Department of Health

Use the following steps to engage with general practice.

Define the purpose of engagement

Defining your purpose helps you to decide who to consult within the department, and who your first point of contact with the general practice sector should be.

For example, your purpose may be to:

Consider what is relevant to the work of general practice and what is not.

For example, the prevention and treatment of chronic illness is core business in general practice and will always be relevant.

However, brokering better access to health services for clients of residential alcohol and drug withdrawal units may only be relevant to some general practice organisations and some general practitioners with a special interest in this area.

Consider external organisations you could work with

See General practice organisations in Victoria for more information.

Consult within the department

Consult within the department about whether and who to engage.

Departmental colleagues will have experience and knowledge to assist you.

If you need to identify the right colleague, consider one or all of the following strategies:

  • Browse the set of general practice engagement case studies, which point to areas of the department with experience. The case studies may also indicate the most relevant general practice representative organisations to consider working with.
  • Contact the Primary Health Engagement Team within Primary and Community Unit at the department for advice.

Consulting internally may also help you to build links with similar initiatives, and to rationalise engagement strategies across the department.

Make external contact and decide whether and how to work together

It is important to reach an agreement with a senior representative of the organisation you wish to work with.

This may be a CEO or a head of department.

Once this is achieved, negotiate an agreement about joint purpose and a strategy to work together.
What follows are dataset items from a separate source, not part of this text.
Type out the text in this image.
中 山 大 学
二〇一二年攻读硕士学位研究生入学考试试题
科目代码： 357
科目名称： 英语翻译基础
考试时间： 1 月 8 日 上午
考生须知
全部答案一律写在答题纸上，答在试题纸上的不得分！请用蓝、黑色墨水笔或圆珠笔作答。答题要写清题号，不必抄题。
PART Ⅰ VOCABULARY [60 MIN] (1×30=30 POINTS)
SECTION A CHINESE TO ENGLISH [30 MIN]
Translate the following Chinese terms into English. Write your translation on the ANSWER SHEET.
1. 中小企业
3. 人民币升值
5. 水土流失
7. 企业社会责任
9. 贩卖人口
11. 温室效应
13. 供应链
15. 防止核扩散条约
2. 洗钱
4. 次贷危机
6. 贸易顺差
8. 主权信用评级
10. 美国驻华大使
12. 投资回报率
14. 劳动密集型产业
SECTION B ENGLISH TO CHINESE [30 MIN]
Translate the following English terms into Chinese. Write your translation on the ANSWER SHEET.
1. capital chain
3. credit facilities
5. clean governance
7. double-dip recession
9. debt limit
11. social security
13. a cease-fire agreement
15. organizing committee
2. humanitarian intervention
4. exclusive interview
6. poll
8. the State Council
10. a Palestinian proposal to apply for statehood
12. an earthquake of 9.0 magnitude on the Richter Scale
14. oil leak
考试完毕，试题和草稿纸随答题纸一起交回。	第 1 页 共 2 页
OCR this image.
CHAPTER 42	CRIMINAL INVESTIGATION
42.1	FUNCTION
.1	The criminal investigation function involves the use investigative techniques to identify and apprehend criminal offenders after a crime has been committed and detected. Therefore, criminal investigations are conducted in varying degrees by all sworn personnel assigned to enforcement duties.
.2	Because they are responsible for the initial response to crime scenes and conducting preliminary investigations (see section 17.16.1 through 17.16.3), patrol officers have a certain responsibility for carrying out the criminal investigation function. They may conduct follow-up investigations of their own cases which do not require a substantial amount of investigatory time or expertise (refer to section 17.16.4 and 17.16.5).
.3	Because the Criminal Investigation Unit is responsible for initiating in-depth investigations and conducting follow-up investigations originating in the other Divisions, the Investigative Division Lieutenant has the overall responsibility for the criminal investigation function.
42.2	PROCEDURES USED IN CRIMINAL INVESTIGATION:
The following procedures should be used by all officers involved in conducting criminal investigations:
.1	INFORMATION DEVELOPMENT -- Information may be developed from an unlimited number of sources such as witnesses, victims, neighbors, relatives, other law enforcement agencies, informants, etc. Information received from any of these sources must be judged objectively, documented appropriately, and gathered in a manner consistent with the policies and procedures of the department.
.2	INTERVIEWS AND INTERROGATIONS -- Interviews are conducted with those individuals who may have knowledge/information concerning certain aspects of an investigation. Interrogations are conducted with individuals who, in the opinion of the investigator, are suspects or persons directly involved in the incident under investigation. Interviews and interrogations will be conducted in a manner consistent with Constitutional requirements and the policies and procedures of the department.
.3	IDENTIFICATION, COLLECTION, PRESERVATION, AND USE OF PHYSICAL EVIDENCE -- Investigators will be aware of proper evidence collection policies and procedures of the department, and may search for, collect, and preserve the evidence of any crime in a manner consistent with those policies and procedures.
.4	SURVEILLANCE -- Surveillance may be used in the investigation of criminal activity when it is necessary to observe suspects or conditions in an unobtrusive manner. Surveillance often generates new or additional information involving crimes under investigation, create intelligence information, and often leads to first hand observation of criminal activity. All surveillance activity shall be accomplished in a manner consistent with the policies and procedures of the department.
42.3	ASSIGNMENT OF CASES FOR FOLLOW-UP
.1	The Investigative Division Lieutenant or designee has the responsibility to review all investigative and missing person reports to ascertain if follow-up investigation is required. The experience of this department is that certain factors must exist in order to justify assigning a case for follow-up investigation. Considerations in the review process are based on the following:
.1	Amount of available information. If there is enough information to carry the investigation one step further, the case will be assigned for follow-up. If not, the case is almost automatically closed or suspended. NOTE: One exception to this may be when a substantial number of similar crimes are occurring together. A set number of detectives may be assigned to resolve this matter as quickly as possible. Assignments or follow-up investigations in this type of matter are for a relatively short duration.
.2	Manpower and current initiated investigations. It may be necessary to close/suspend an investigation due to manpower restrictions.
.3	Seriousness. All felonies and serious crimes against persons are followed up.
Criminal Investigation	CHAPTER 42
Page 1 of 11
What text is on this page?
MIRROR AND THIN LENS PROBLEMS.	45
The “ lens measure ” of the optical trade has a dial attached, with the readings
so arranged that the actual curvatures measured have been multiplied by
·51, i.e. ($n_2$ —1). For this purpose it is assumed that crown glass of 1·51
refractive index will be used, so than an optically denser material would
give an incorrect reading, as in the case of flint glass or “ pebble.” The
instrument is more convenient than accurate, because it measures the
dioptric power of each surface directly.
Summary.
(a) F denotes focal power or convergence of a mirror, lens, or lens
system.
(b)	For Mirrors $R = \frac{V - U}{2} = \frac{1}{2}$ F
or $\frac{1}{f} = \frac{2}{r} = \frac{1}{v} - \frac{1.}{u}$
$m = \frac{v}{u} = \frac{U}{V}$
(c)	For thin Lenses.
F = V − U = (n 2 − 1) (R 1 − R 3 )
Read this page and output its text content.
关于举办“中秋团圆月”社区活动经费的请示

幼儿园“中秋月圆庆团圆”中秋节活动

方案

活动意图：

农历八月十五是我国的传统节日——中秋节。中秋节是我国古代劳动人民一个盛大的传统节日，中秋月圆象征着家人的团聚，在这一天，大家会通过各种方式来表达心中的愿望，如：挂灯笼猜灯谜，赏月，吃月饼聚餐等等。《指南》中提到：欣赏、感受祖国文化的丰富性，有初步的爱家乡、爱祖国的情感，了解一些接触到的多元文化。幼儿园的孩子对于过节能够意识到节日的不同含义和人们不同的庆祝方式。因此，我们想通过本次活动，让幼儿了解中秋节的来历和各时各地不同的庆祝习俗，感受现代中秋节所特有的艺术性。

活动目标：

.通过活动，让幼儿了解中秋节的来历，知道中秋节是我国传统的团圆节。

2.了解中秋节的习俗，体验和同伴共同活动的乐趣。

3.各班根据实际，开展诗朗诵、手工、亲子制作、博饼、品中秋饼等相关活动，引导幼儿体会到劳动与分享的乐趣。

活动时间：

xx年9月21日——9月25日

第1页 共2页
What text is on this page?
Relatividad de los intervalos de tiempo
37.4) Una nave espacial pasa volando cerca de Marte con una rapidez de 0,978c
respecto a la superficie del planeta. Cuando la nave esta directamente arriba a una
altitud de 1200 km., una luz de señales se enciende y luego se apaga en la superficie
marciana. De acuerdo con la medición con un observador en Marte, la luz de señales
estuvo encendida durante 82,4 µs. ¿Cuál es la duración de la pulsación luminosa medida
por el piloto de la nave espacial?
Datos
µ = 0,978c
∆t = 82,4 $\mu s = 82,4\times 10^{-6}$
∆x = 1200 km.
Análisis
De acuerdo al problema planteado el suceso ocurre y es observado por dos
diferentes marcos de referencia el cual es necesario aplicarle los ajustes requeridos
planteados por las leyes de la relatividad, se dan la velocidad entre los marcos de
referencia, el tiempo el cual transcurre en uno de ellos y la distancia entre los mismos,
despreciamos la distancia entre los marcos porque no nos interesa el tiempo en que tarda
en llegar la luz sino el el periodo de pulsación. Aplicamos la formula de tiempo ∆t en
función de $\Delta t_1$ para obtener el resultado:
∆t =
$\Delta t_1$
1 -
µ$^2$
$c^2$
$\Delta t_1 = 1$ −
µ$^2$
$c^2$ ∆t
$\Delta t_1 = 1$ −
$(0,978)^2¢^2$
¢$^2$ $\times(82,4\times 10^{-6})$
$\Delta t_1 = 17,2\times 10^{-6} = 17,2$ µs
Tips for successful collaboration with general practice

Consult as early as possible

Consulting early, and with a clear purpose, will make integrating general practice suggestions or guidance into the work easier.

It will also build goodwill that can be leveraged in future engagement.

Set enough time and resources for engagement

Respectful and collaborative engagement takes time – time to define your purpose, time to establish relationships and give notice for meetings, and time to allow considered input and feedback.

It may require commitment from several departmental staff, and financial resource allocation to fund meetings and travel.

If you need immediate input, it may be better to consult internally within the department.

However, once your networks and relationships with general practice are built, it will become easier to collaborate more efficiently.

Understand how general practice works

Time

Most general practices are small businesses.

General practitioners are generally not paid a salary as in the public service – rather, their income is derived from each individual consultation with a patient, generally during business hours.

Other clinicians and staff may also be rostered or have planned clinical sessions ahead of time.

The implications for involving general practitioners and other practice staff include the following:

  • The timing of meetings may need to be flexible to enable them to attend outside of their usual business hours when they are seeing patients.
  • Sufficient notice for meetings should be given – generally at least three weeks.
  • Reimbursement for time should be considered if they are being taken away from clinical time.

Because time is of the essence for general practice, ensure communication is succinct, informative and free from jargon.

The industry also has its own jargon, so you may sometimes need to clarify what is being communicated back to you.

Diversity

Notwithstanding the advice above, general practice is diverse and you need to take this into consideration.

For example:

  • Some general practices operate within publicly funded organisations such as community health services and Aboriginal community organisations. People who work in these organisations may have more ability to attend meetings during business hours.
  • The size of general practices varies. In 2014 in Australia there were 2,450 solo practices, 3,075 with between two and five general practitioners, and 1,500 with six or more general practitioners.
  • General practice teams vary. Smaller practices may only have general practitioners, while others have multidisciplinary teams that incorporate primary health nurses, allied health clinicians, pathologists and specialists.